Dysfunction of the lymphatic system following injury, disease, or cancer treatment can lead to lymphedema, a debilitating condition with no cure. Advances in targeted therapy have shown promise for treating diseases where conventional therapies, including broad-spectrum chemotherapy, surgical interventions, and palliative care, have often failed to achieve durable responses. As lymphatic vessels have recently emerged as a therapeutic target, nucleic acid delivery via nanoparticles to lymphatic endothelial cells (LECs) has been studied utilizing lymphatic drainage; however, there are no approaches to modulate the chemical compositions of lipid nanoparticles (LNPs) to optimize LEC specificity. To identify an LNP that effectively delivers mRNA to LECs after intradermal (ID) injection, we screened a library of 150 LNPs in total spread out over 3 screening rounds.
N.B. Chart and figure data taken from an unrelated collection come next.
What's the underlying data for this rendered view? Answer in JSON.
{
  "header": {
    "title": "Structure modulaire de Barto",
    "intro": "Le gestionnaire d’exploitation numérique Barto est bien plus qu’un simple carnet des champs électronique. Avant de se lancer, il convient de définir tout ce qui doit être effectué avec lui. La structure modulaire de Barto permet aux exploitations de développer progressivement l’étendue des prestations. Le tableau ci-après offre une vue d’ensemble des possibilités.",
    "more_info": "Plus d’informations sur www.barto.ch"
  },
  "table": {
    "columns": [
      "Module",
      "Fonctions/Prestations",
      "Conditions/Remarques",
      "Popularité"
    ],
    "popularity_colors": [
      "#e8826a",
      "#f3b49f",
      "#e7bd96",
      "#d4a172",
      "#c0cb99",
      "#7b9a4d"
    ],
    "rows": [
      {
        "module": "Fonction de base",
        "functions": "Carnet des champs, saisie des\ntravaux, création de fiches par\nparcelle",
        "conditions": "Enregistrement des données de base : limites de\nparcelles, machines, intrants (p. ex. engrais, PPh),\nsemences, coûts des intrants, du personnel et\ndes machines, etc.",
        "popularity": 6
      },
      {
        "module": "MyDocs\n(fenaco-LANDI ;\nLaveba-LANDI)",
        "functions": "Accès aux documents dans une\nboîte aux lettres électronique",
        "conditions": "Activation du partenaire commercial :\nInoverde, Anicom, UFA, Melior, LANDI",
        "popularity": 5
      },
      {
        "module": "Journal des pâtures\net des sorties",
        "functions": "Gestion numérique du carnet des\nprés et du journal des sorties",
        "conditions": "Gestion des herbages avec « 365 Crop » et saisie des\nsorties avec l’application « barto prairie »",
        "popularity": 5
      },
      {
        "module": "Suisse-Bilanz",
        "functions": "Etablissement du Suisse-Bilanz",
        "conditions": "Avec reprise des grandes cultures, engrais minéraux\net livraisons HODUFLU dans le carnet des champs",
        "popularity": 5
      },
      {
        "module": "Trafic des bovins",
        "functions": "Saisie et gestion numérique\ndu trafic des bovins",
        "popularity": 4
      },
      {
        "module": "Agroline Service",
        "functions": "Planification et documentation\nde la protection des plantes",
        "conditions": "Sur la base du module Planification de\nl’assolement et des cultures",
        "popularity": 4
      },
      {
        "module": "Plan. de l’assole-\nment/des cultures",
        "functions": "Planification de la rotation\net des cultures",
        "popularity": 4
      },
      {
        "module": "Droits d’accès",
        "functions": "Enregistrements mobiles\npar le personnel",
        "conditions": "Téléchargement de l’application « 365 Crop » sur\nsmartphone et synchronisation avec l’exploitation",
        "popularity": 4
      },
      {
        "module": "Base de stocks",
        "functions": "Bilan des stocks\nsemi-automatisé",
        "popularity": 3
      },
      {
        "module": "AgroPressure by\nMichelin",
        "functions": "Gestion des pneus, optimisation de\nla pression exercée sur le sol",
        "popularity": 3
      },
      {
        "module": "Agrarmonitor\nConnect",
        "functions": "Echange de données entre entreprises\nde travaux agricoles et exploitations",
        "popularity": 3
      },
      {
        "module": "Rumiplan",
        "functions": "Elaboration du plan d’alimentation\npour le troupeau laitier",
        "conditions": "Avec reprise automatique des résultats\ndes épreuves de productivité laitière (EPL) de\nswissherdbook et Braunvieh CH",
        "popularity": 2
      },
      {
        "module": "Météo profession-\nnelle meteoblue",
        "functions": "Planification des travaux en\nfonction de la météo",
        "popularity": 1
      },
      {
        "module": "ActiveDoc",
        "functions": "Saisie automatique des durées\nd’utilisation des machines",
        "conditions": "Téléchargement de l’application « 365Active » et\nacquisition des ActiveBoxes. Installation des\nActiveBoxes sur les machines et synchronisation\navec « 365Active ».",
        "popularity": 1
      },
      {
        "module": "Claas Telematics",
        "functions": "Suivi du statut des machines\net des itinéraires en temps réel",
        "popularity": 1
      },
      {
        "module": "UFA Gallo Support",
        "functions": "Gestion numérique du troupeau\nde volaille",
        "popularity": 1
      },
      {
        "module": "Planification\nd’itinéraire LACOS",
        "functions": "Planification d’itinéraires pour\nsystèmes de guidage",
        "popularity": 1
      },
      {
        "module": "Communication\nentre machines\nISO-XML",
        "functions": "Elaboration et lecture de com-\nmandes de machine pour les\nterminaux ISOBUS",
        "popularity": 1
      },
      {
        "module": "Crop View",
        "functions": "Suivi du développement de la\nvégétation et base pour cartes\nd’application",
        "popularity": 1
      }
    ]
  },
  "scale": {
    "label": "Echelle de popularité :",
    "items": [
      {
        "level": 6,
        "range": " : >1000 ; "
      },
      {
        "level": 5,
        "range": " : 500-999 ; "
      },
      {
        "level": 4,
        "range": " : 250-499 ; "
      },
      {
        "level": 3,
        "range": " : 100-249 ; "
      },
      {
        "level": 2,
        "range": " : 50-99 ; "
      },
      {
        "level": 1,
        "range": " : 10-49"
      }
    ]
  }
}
The 150 formulations had a variety of chemical compositions and were assessed for both self-assembly and delivery in vivo to LECs. We identified and validated several LNP formulations optimized for high LEC uptake when administered ID and compared their efficacy for delivery of functional mRNA with that of free mRNA and mRNA delivered with a commercially available MC3-based LNP (Onpattro). The lead LEC-LNP was then loaded with VEGFC mRNA to test the therapeutic advantage of this LEC enrichment (namely, LNP7) for treating a mouse tail lymphatic injury model. A single dose of VEGFC mRNA delivered via LNP7 resulted in enhanced LEC proliferation at the site of injury and an increase in lymphatic function up to 14 days postsurgery. Our results suggest a therapeutic potential of VEGFC mRNA using lymphatic-enriched LNP delivery for alleviating lymphatic dysfunction observed during lymphatic injury and could provide a promising approach for targeted and transient lymphangiogenic therapy.